As the definition suggests, the concept has several traits:

  • It Is Subjective – It’s impossible to assign an outright score to a piece of recorded or live speech. There must be a listener, with quality assessed in the context of the said listener.
  • It Can Be Synthetic – Contact centers can assess the speech quality of IVRs and intelligent voice assistants, alongside that coming from customers and agents.
  • It Is Influenced By Technology and the Environment – Alongside the agent’s speech, the voice channel relays ambient noise from the surrounding environment, and microphone stutters that reduce speech quality.

Just remember, speech quality doesn’t capture how clear the agent’s voice was. Instead, it tries to measure the difference between the agent’s speech in real life – i.e., as heard in the contact center – and what the customer hears – i.e., as heard after passing through the telephony system.

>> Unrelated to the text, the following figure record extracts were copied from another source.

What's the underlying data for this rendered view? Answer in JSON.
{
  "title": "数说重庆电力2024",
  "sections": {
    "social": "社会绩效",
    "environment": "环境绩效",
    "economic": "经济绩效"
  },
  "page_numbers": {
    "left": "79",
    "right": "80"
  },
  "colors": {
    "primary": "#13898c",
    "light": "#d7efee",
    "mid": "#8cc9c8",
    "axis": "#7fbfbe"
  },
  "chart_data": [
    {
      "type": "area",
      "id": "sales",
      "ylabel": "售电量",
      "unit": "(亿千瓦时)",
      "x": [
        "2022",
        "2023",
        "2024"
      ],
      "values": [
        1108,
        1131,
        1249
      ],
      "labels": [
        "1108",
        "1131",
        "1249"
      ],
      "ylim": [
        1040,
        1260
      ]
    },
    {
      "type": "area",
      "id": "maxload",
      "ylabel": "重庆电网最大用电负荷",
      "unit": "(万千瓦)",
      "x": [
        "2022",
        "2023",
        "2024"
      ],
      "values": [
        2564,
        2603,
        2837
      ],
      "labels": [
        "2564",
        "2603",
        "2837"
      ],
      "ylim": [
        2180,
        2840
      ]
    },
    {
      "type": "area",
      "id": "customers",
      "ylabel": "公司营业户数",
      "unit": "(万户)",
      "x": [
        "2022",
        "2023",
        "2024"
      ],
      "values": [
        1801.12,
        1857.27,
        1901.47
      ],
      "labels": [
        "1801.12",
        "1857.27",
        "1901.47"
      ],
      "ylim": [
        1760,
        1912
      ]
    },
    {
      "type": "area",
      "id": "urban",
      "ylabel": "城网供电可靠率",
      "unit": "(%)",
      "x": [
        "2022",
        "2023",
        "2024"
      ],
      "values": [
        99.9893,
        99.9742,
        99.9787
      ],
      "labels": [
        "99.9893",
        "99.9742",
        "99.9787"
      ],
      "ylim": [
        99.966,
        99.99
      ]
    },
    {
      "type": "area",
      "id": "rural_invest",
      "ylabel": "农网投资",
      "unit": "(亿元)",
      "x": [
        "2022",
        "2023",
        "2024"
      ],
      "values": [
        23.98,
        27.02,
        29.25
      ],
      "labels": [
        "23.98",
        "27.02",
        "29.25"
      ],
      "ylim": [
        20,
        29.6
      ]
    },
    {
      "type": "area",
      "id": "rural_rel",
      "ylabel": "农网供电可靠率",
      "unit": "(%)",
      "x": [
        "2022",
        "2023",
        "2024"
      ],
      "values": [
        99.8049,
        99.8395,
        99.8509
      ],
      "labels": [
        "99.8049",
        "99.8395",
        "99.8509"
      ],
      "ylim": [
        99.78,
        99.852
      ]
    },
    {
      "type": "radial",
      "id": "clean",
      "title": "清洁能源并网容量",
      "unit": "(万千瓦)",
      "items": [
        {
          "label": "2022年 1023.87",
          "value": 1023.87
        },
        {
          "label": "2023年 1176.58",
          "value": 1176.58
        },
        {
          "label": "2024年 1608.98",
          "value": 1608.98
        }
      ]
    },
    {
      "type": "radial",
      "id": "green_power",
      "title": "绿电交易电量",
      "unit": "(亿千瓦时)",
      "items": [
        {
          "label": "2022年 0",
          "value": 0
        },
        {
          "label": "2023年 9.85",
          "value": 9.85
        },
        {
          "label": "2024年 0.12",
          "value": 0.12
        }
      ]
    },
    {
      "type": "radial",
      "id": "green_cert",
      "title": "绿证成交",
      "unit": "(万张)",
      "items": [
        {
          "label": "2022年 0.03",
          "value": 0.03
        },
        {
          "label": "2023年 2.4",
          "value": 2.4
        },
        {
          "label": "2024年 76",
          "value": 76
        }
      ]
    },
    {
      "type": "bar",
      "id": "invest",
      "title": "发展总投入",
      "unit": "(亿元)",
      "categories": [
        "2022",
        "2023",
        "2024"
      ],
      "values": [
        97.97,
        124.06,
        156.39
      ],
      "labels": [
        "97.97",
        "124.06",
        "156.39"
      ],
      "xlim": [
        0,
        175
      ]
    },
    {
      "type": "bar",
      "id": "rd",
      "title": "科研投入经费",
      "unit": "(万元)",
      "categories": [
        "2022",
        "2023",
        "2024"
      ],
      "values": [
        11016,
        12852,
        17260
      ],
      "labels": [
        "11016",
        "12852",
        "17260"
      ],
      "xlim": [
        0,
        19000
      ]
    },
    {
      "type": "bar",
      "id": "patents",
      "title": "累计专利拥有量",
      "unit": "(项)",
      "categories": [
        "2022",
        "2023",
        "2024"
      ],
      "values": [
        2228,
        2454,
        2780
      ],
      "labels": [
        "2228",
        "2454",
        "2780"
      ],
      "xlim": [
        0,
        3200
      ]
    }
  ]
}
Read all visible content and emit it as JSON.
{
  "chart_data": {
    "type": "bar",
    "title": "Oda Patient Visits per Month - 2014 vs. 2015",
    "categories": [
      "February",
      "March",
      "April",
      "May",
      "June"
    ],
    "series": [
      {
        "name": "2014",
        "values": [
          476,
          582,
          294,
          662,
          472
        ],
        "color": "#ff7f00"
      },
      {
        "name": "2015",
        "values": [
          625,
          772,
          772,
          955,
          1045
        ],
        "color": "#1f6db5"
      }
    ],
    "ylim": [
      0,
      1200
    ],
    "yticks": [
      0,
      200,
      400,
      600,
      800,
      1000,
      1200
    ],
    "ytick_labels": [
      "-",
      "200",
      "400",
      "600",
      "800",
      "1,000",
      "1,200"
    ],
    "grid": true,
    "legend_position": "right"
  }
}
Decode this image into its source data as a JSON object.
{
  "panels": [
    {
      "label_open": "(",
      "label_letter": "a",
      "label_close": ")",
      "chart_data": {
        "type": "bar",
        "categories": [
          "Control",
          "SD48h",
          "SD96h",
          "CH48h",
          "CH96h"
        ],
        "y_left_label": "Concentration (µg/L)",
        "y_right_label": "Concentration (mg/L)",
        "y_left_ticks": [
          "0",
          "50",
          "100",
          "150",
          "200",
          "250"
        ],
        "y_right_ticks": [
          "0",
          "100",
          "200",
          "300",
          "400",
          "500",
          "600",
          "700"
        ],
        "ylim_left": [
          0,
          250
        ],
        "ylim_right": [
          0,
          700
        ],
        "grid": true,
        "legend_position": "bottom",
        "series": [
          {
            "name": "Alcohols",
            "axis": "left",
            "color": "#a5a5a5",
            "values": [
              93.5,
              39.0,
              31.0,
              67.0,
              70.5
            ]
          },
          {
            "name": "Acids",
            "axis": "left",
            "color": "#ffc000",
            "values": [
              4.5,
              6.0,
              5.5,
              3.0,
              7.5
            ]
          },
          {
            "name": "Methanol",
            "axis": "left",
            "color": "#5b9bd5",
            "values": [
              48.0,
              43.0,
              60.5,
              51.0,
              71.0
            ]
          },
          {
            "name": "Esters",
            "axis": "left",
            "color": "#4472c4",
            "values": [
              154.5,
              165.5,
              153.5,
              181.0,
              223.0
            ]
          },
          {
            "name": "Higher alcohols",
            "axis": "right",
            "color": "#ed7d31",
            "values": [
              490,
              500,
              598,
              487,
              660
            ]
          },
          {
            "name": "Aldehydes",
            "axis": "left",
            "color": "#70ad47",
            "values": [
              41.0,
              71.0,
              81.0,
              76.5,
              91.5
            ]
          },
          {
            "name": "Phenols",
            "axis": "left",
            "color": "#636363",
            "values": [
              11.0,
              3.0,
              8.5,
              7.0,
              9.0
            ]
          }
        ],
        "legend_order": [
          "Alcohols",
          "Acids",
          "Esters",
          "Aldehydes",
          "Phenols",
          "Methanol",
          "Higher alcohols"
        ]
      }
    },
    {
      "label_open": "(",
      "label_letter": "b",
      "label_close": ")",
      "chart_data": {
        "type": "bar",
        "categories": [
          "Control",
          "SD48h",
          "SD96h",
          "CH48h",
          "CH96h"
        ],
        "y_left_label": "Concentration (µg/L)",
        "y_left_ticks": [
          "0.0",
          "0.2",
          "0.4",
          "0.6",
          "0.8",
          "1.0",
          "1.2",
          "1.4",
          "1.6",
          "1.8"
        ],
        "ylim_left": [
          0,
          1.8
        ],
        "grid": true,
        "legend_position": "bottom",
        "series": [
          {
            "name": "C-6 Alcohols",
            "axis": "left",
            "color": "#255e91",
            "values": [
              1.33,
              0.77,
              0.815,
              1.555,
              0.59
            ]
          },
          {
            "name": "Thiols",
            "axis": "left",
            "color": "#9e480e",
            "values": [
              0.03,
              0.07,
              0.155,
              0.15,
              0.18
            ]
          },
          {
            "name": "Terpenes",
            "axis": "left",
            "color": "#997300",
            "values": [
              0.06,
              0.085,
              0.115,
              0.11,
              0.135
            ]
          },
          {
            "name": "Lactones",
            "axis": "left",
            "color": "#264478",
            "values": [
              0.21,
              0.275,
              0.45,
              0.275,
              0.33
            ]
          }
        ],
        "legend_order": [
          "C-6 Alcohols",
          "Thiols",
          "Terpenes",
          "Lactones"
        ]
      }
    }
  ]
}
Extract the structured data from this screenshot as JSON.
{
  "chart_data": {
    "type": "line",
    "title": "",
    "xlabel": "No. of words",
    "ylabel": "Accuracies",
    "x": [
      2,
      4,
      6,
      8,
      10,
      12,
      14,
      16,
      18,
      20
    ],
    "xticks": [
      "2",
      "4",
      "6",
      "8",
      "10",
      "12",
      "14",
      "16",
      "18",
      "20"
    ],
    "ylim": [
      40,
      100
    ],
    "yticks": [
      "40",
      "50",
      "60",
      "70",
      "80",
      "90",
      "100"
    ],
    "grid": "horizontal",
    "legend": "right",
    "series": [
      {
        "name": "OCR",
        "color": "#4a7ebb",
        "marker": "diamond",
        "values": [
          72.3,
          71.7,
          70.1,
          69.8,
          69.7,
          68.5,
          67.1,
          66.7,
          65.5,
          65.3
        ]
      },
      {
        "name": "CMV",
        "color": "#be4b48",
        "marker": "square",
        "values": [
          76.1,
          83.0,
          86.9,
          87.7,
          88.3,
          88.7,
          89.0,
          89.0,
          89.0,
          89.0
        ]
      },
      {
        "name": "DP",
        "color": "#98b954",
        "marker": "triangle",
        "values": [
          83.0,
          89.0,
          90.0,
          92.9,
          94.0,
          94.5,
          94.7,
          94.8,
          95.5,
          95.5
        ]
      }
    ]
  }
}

The Industry Standard for Measuring Speech Quality

There are many ways companies can test the voice quality offered by their phone technology. Perhaps the easiest solution is to ask someone to call a business contact number and evaluate the audio quality.

However, since factors like location and time can sometimes affect audio quality, this strategy could deliver limited insights.

Many leading contact center innovators currently have tools to help companies monitor, examine, and measure speech quality more accurately. These typically rely on an industry-standard audio quality measure known as PESQ or Perceptual Evaluation of Speech Quality.

PESQ is an International Telecommunication Union-approved standard for measuring audio quality. It examines everything from audio sharpness and call volume to background noise, variable latency, lag in audio, clipping, and audio interference.

Also, PESQ allows for audio quality testing on multiple types of calls, from mobile and fixed lines to toll-free and toll services, and across VoIP and PSTN networks.

How Does a Speech Quality Test Work?

PESQ speech quality tests often compare audio output at the phone line receiver end to an original voice file on the speaker’s end.

In doing so, contact centers gain comprehensive insights into the voice quality that customers are likely to experience.

Such an approach is more accurate than other strategies for audio quality measurement, which often rely on predictions based on the performance of a network.

To follow this PESQ testing system, try the following four-step process for measuring speech quality:

  1. Set up an in-country server connected to a standard phone line (mobile or landline) that dials a contact number for the business.
  2. The server sends a DTMF dial tone which has been entered into the IVR system.
  3. The IVR connects the test call to a pre-loaded audio file, which plays a voice sample back over the line. The server records this.
  4. Analyze the voice sample to generate a quality score of between -0.5 and 4.5. The higher the score, the better the audio quality.

By sending test calls from in-country servers, voice quality testing strategies done in this way can uncover the genuine experiences of callers from regions across the globe.

Using the PESQ test, companies can more effectively manage SLAs with carriers, make better routing decisions, and benchmark call quality performance for groups in their audience.

Why Should You Measure Speech Quality?

Fortunately, today, measuring speech quality is as simple as using speech technology software like Hammer, Spearline, or Cyara.

By leveraging these tools, companies can avoid overlooking chronic system issues that hold back customer experiences and evade the attention of the contact center team.